The Battle

So what battle you ask? We still aren’t quite sure. Here’s what we know…Rowan has many “abnormalities” many “anomalies” but who wants to be normal anyway? Every week it seems our geneticist and neurologist are “conferring”…aka arguing. One thinks it’s genetic and the other thinks it’s neurological or neuromuscular. They don’t ever seem to agree with next steps or testing. Regardless, Rowan seems to amaze them all with what he figures out how to do. Our son is smart. He is strong. He is resilient. Sometimes his mind knows what to do but his body can’t quite keep up so he gets frustrated. So before you go labeling and judging kids in public when they have a meltdown, know their story first. Rowan is a very good baby but I know we have many moments ahead of us of pure frustration. I feel for you other mamas out there when I see you. You’re not alone. When it comes to size, he has never made it on a chart. When it comes to milestones we are way behind. But without both ends of the spectrum we wouldn’t even have charts or guidelines. So in our home we celebrate inches not milestones. You best believe the day he learns to walk I will bawl my eyes out! I’m learning to stop comparing. I’d love to say I’m there already because I KNOW that no two children are the same…but I’m still working on it. You see, when I get a text showing what another baby in the family learned to do so quickly I WANT to be happy. When I see someone that’s pregnant again, I want so badly to be ecstatic for them. But part of me hurts because I know my son had to work sooo hard to master that skill and I don’t know if that’s in our future. But at the same time who am I to even get frustrated when so many people I know can’t even get pregnant or they have a child literally fighting for their life right now. I am blessed but I am human so I I’ll continue to work on this part of me.

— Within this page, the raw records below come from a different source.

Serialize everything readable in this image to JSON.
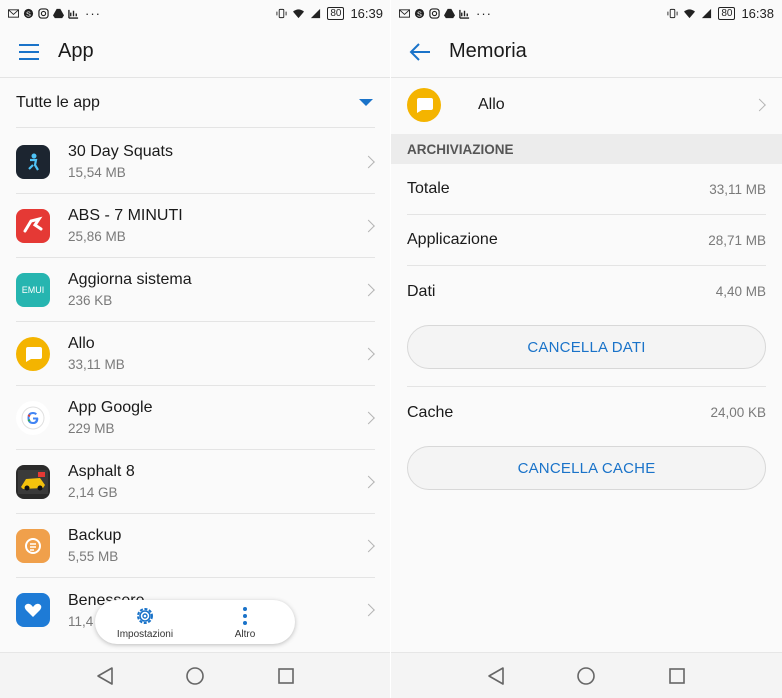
{
  "left": {
    "status": {
      "battery": "80",
      "time": "16:39"
    },
    "appbar": {
      "title": "App",
      "menu_icon": "hamburger-icon"
    },
    "filter": {
      "label": "Tutte le app"
    },
    "apps": [
      {
        "name": "30 Day Squats",
        "size": "15,54 MB",
        "icon": "squats-app-icon",
        "color": "#1c2530"
      },
      {
        "name": "ABS - 7 MINUTI",
        "size": "25,86 MB",
        "icon": "abs-app-icon",
        "color": "#e53935"
      },
      {
        "name": "Aggiorna sistema",
        "size": "236 KB",
        "icon": "emui-app-icon",
        "color": "#26b5b0",
        "badge": "EMUI"
      },
      {
        "name": "Allo",
        "size": "33,11 MB",
        "icon": "allo-app-icon",
        "color": "#f4b400"
      },
      {
        "name": "App Google",
        "size": "229 MB",
        "icon": "google-app-icon",
        "color": "#ffffff"
      },
      {
        "name": "Asphalt 8",
        "size": "2,14 GB",
        "icon": "asphalt-app-icon",
        "color": "#2a2a2a"
      },
      {
        "name": "Backup",
        "size": "5,55 MB",
        "icon": "backup-app-icon",
        "color": "#f0a04b"
      },
      {
        "name": "Benessere",
        "size": "11,4 MB",
        "icon": "wellness-app-icon",
        "color": "#1e7bd6"
      }
    ],
    "float_menu": {
      "settings_label": "Impostazioni",
      "more_label": "Altro"
    }
  },
  "right": {
    "status": {
      "battery": "80",
      "time": "16:38"
    },
    "appbar": {
      "title": "Memoria",
      "back_icon": "back-arrow-icon"
    },
    "app": {
      "name": "Allo"
    },
    "section": "ARCHIVIAZIONE",
    "rows": [
      {
        "label": "Totale",
        "value": "33,11 MB"
      },
      {
        "label": "Applicazione",
        "value": "28,71 MB"
      },
      {
        "label": "Dati",
        "value": "4,40 MB"
      }
    ],
    "clear_data_label": "CANCELLA DATI",
    "cache": {
      "label": "Cache",
      "value": "24,00 KB"
    },
    "clear_cache_label": "CANCELLA CACHE"
  },
  "colors": {
    "accent": "#1a73c9"
  }
}
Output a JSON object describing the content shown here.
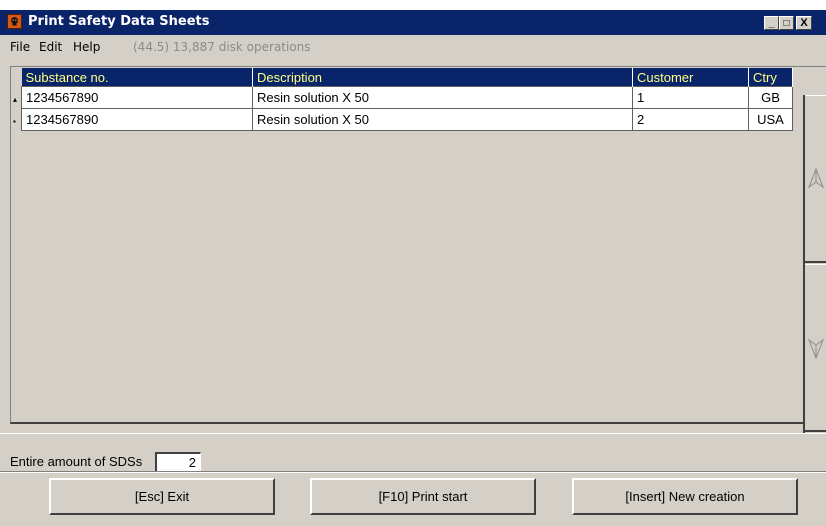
{
  "window": {
    "title": "Print Safety Data Sheets",
    "minimize": "_",
    "maximize": "□",
    "close": "X"
  },
  "menu": {
    "file": "File",
    "edit": "Edit",
    "help": "Help",
    "status": "(44.5) 13,887 disk operations"
  },
  "table": {
    "columns": [
      "Substance no.",
      "Description",
      "Customer",
      "Ctry"
    ],
    "rows": [
      {
        "substance_no": "1234567890",
        "description": "Resin solution X 50",
        "customer": "1",
        "ctry": "GB"
      },
      {
        "substance_no": "1234567890",
        "description": "Resin solution X 50",
        "customer": "2",
        "ctry": "USA"
      }
    ]
  },
  "footer": {
    "sds_label": "Entire amount of SDSs",
    "sds_value": "2"
  },
  "buttons": {
    "exit": "[Esc] Exit",
    "print": "[F10] Print start",
    "new": "[Insert] New creation"
  },
  "icons": {
    "app": "hazard-skull-icon",
    "scroll_up": "arrow-up-outline-icon",
    "scroll_down": "arrow-down-outline-icon"
  }
}
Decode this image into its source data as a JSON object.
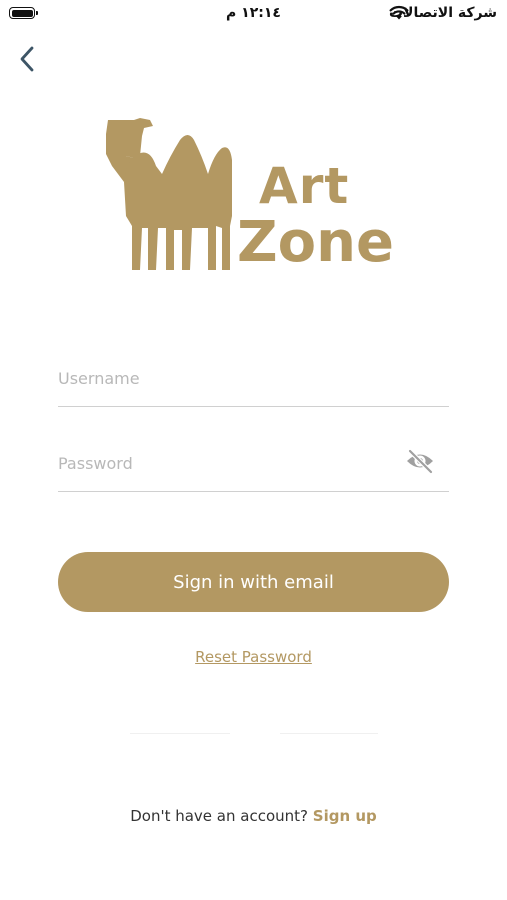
{
  "status_bar": {
    "time": "١٢:١٤ م",
    "carrier": "شركة الاتصالات"
  },
  "logo": {
    "line1": "Art",
    "line2": "Zone"
  },
  "form": {
    "username_placeholder": "Username",
    "username_value": "",
    "password_placeholder": "Password",
    "password_value": "",
    "signin_label": "Sign in with email",
    "reset_label": "Reset Password"
  },
  "footer": {
    "prompt": "Don't have an account?",
    "signup_label": "Sign up"
  },
  "colors": {
    "accent": "#b39862",
    "placeholder": "#b8b8b8",
    "underline": "#d0d0d0"
  },
  "icons": {
    "back": "chevron-left-icon",
    "password_toggle": "eye-slash-icon",
    "wifi": "wifi-icon",
    "battery": "battery-icon"
  }
}
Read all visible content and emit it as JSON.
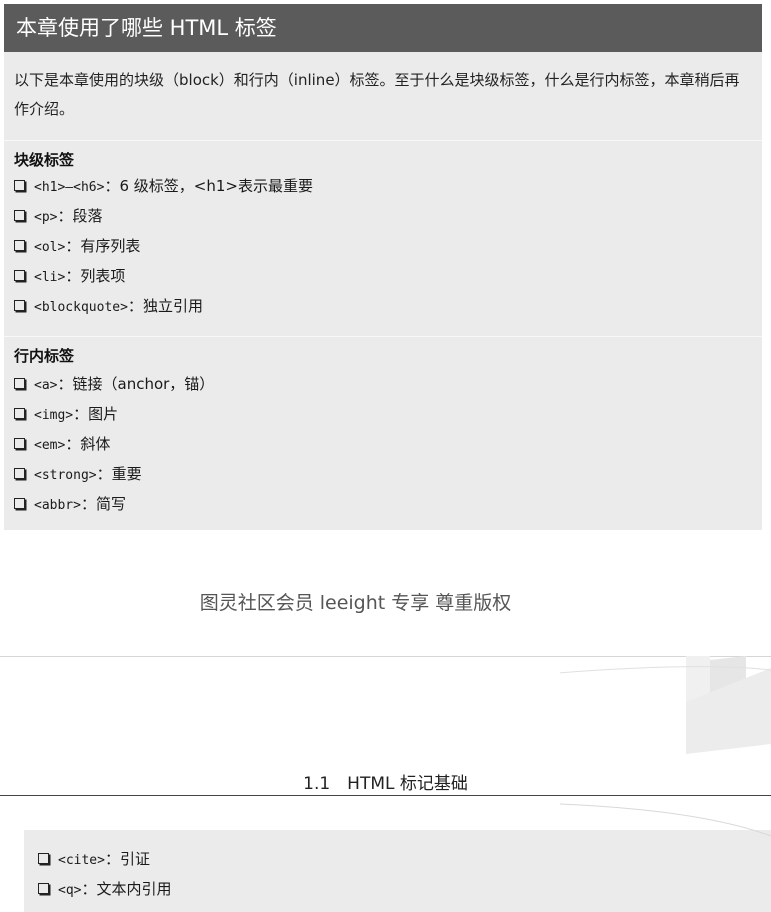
{
  "box": {
    "title": "本章使用了哪些 HTML 标签",
    "intro": "以下是本章使用的块级（block）和行内（inline）标签。至于什么是块级标签，什么是行内标签，本章稍后再作介绍。",
    "block_heading": "块级标签",
    "block_items": [
      {
        "code": "<h1>–<h6>",
        "sep": "：",
        "desc": "6 级标签，<h1>表示最重要"
      },
      {
        "code": "<p>",
        "sep": "：",
        "desc": "段落"
      },
      {
        "code": "<ol>",
        "sep": "：",
        "desc": "有序列表"
      },
      {
        "code": "<li>",
        "sep": "：",
        "desc": "列表项"
      },
      {
        "code": "<blockquote>",
        "sep": "：",
        "desc": "独立引用"
      }
    ],
    "inline_heading": "行内标签",
    "inline_items": [
      {
        "code": "<a>",
        "sep": "：",
        "desc": "链接（anchor，锚）"
      },
      {
        "code": "<img>",
        "sep": "：",
        "desc": "图片"
      },
      {
        "code": "<em>",
        "sep": "：",
        "desc": "斜体"
      },
      {
        "code": "<strong>",
        "sep": "：",
        "desc": "重要"
      },
      {
        "code": "<abbr>",
        "sep": "：",
        "desc": "简写"
      }
    ]
  },
  "watermark": "图灵社区会员 leeight 专享 尊重版权",
  "chapter_heading": "1.1　HTML 标记基础",
  "bottom_items": [
    {
      "code": "<cite>",
      "sep": "：",
      "desc": "引证"
    },
    {
      "code": "<q>",
      "sep": "：",
      "desc": "文本内引用"
    }
  ],
  "icons": {
    "bullet": "checkbox-square-icon"
  },
  "colors": {
    "title_bar": "#5b5b5b",
    "box_bg": "#ebebeb"
  }
}
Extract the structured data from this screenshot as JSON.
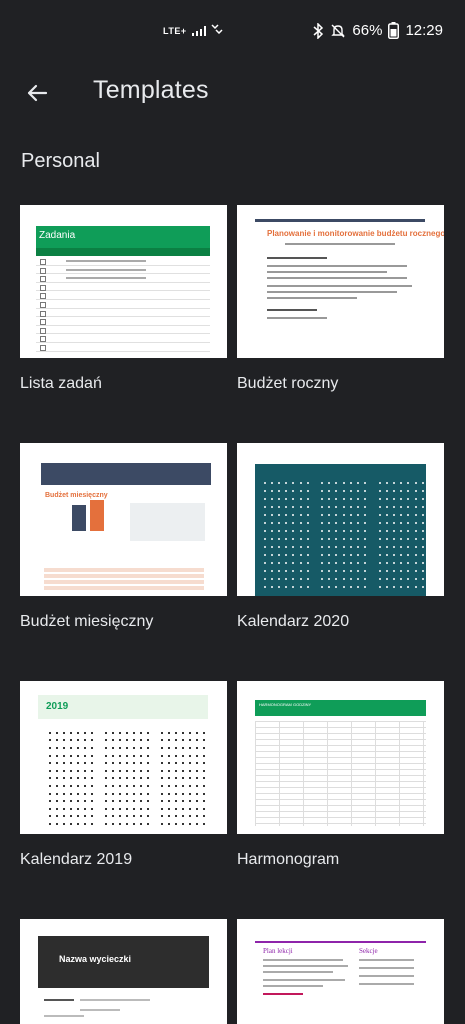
{
  "status_bar": {
    "network": "LTE+",
    "battery": "66%",
    "time": "12:29"
  },
  "app_bar": {
    "title": "Templates"
  },
  "section": {
    "title": "Personal"
  },
  "templates": [
    {
      "label": "Lista zadań",
      "thumb_title": "Zadania"
    },
    {
      "label": "Budżet roczny",
      "thumb_title": "Planowanie i monitorowanie budżetu rocznego"
    },
    {
      "label": "Budżet miesięczny",
      "thumb_title": "Budżet miesięczny"
    },
    {
      "label": "Kalendarz 2020"
    },
    {
      "label": "Kalendarz 2019",
      "thumb_title": "2019"
    },
    {
      "label": "Harmonogram",
      "thumb_title": "HARMONOGRAM GODZINY"
    },
    {
      "label": "",
      "thumb_title": "Nazwa wycieczki"
    },
    {
      "label": "",
      "thumb_title": "Plan lekcji",
      "thumb_subtitle": "Sekcje"
    }
  ]
}
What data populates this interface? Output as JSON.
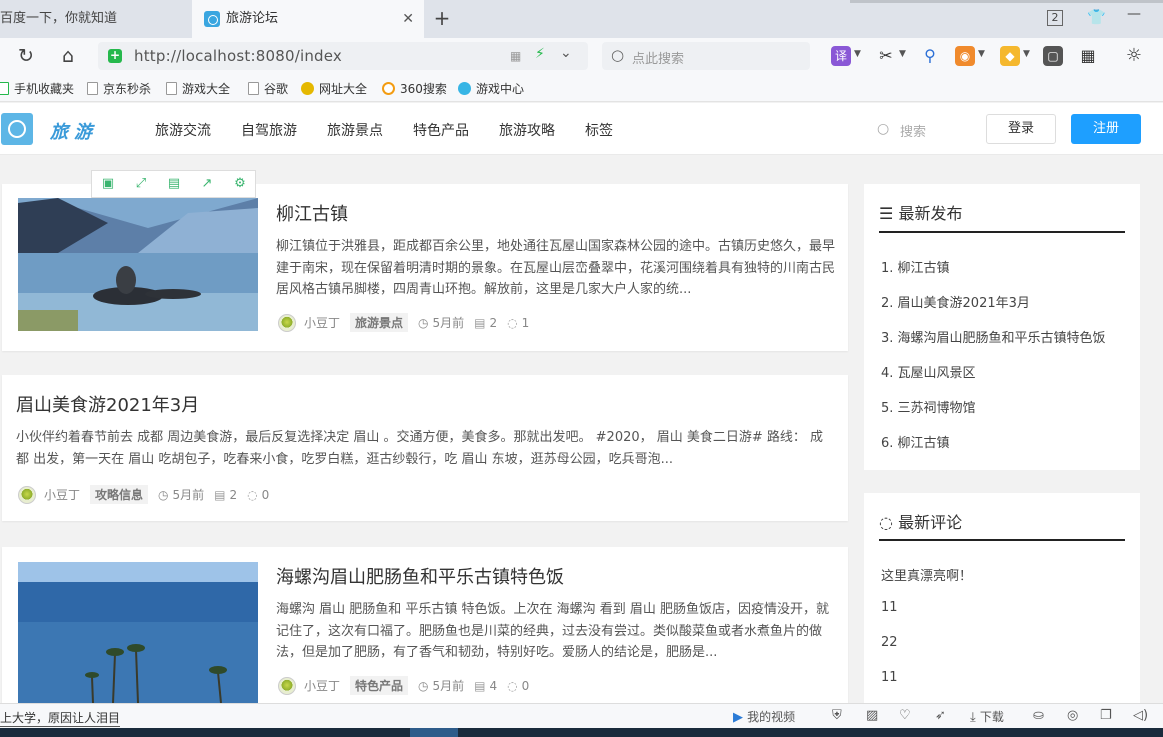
{
  "browser": {
    "tabs": [
      {
        "label": "百度一下，你就知道",
        "active": false
      },
      {
        "label": "旅游论坛",
        "active": true
      }
    ],
    "window_count": "2",
    "url": "http://localhost:8080/index",
    "search_placeholder": "点此搜索",
    "translate_icon_label": "译",
    "bookmarks": [
      "手机收藏夹",
      "京东秒杀",
      "游戏大全",
      "谷歌",
      "网址大全",
      "360搜索",
      "游戏中心"
    ],
    "status_left": "上大学，原因让人泪目",
    "status_video": "我的视频",
    "status_download": "下载"
  },
  "site": {
    "logo_text": "旅游",
    "nav": [
      "旅游交流",
      "自驾旅游",
      "旅游景点",
      "特色产品",
      "旅游攻略",
      "标签"
    ],
    "search_placeholder": "搜索",
    "login": "登录",
    "register": "注册"
  },
  "posts": [
    {
      "title": "柳江古镇",
      "excerpt": "柳江镇位于洪雅县，距成都百余公里，地处通往瓦屋山国家森林公园的途中。古镇历史悠久，最早建于南宋，现在保留着明清时期的景象。在瓦屋山层峦叠翠中，花溪河围绕着具有独特的川南古民居风格古镇吊脚楼，四周青山环抱。解放前，这里是几家大户人家的统...",
      "author": "小豆丁",
      "category": "旅游景点",
      "time": "5月前",
      "views": "2",
      "comments": "1"
    },
    {
      "title": "眉山美食游2021年3月",
      "excerpt": "小伙伴约着春节前去 成都 周边美食游，最后反复选择决定 眉山 。交通方便，美食多。那就出发吧。 #2020， 眉山 美食二日游# 路线： 成都 出发，第一天在 眉山 吃胡包子，吃春来小食，吃罗白糕，逛古纱毂行，吃 眉山 东坡，逛苏母公园，吃兵哥泡...",
      "author": "小豆丁",
      "category": "攻略信息",
      "time": "5月前",
      "views": "2",
      "comments": "0"
    },
    {
      "title": "海螺沟眉山肥肠鱼和平乐古镇特色饭",
      "excerpt": "海螺沟 眉山 肥肠鱼和 平乐古镇 特色饭。上次在 海螺沟 看到 眉山 肥肠鱼饭店，因疫情没开，就记住了，这次有口福了。肥肠鱼也是川菜的经典，过去没有尝过。类似酸菜鱼或者水煮鱼片的做法，但是加了肥肠，有了香气和韧劲，特别好吃。爱肠人的结论是，肥肠是...",
      "author": "小豆丁",
      "category": "特色产品",
      "time": "5月前",
      "views": "4",
      "comments": "0"
    }
  ],
  "sidebar": {
    "latest_title": "最新发布",
    "latest": [
      "1. 柳江古镇",
      "2. 眉山美食游2021年3月",
      "3. 海螺沟眉山肥肠鱼和平乐古镇特色饭",
      "4. 瓦屋山风景区",
      "5. 三苏祠博物馆",
      "6. 柳江古镇"
    ],
    "comments_title": "最新评论",
    "comments": [
      "这里真漂亮啊！",
      "11",
      "22",
      "11"
    ]
  },
  "colors": {
    "accent": "#1e9fff",
    "logo": "#3a9ad9",
    "secure": "#25b84c"
  }
}
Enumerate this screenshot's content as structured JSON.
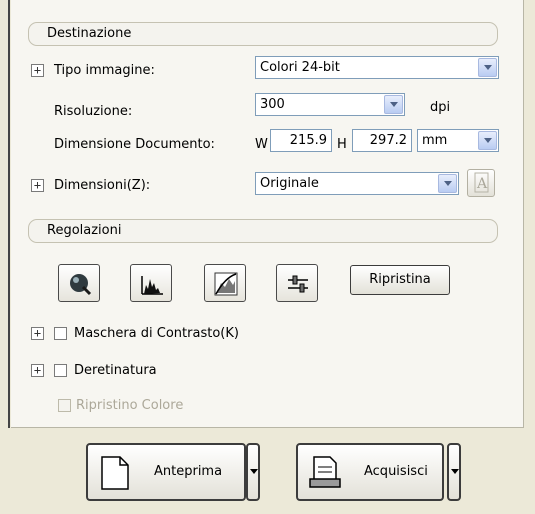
{
  "destination": {
    "header": "Destinazione",
    "image_type": {
      "label": "Tipo immagine:",
      "value": "Colori 24-bit"
    },
    "resolution": {
      "label": "Risoluzione:",
      "value": "300",
      "unit": "dpi"
    },
    "document_size": {
      "label": "Dimensione Documento:",
      "w_label": "W",
      "w_value": "215.9",
      "h_label": "H",
      "h_value": "297.2",
      "unit": "mm"
    },
    "target_size": {
      "label": "Dimensioni(Z):",
      "value": "Originale"
    }
  },
  "adjustments": {
    "header": "Regolazioni",
    "reset_label": "Ripristina",
    "unsharp_label": "Maschera di Contrasto(K)",
    "descreening_label": "Deretinatura",
    "color_restore_label": "Ripristino Colore"
  },
  "actions": {
    "preview_label": "Anteprima",
    "scan_label": "Acquisisci"
  }
}
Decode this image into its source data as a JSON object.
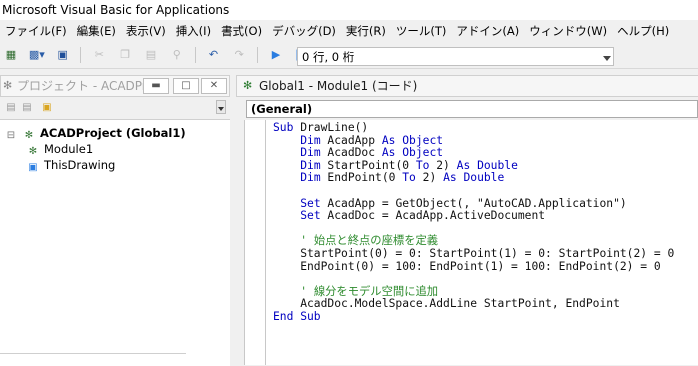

I’m Not The Parent I Thought I’d Be

When you’re pregnant and even before, you find yourself daydreaming of how things will be. You picture yourself as a mom and your husband as a dad. You have this “image” of what your family will be like. I am nothing like how I pictured myself. I thought I’d love family gatherings. I thought I’d be fine with people loving on him and I thought that him playing in the dirt and grass would be an everyday occurrence. I was wrong. I DREAD family and social gatherings. I HATE people loving on him and do not allow kisses. And all I can think when playing outside is, “Will this grass break him out since he’s allergic to what seems like everything?, Are there chemicals on the lawn that could harm him since everything goes in his mouth?” People tell me “Just relax. He’s fine. Calm down.” The reality is I can’t just relax. Since having a baby early; having a baby with special needs (something I refused to let myself say out loud for months), I am filled with anxiety. It’s not something I can simply turn off. Some may call it PTSD. Some may say it’s a hormonal imbalance. Others may argue I’m just uptight or pushing people away. Call it whatever you want but I’m just trying to protect my son. What every mother tries their best to do. We have spent more hours than I can count inside Children’s Hospital facilities. And not because of admissions. We have six specialist and three different types of therapy. And as much as I LOVE our care team, I don’t want to spend any extra time there. I say we and our versus he and his because we are in this fight together. Our son will never fight this battle alone. We are his voice and his protectors. His advocates.

Where It All Began

The moment you find out you’re having a baby early forever changes you. Whether it’s three months early or three weeks there is still a sense of fear that overwhelms you. Questions of guilt fill your mind no matter how much you followed every rule. “Why did my body fail this baby? Why did my placenta just stop working? Why had he not grown?” The day that my son came into this world was the most amazing yet scariest day of my life. His stats kept dropping during labor. The cord-flow was not right. He didn’t come out crying. Doctors swarmed around my bed as my OB was talking loudly trying to mask the hushed voices awaiting to hear a cry. “He’s a boy, he’s so beautiful; he’s a redhead; you did amazing!” I heard all these things but ALL I WANTED TO KNOW was if he was OK. That time seemed like an eternity but was just a mere moment before hearing this meek, tiny, beautiful sound of a cry. However, I didn’t cry as I expected myself to. I was still just needing to know he was good; that he was healthy. Almost afraid to become attached although I had already felt a love for him beyond anything I had ever felt before. He was so precious and clung to me but NICU quickly took him and ran several test right there in the room beside me. My husband disappeared into that room as well. I remember staring aimlessly into that little room as people were all still swarmed around me and now him as well until I finally heard he was OK….tiny but so, so mighty. That moment was like a fog had lifted. He defied all the odds from day one. And little did we know that was just the beginning.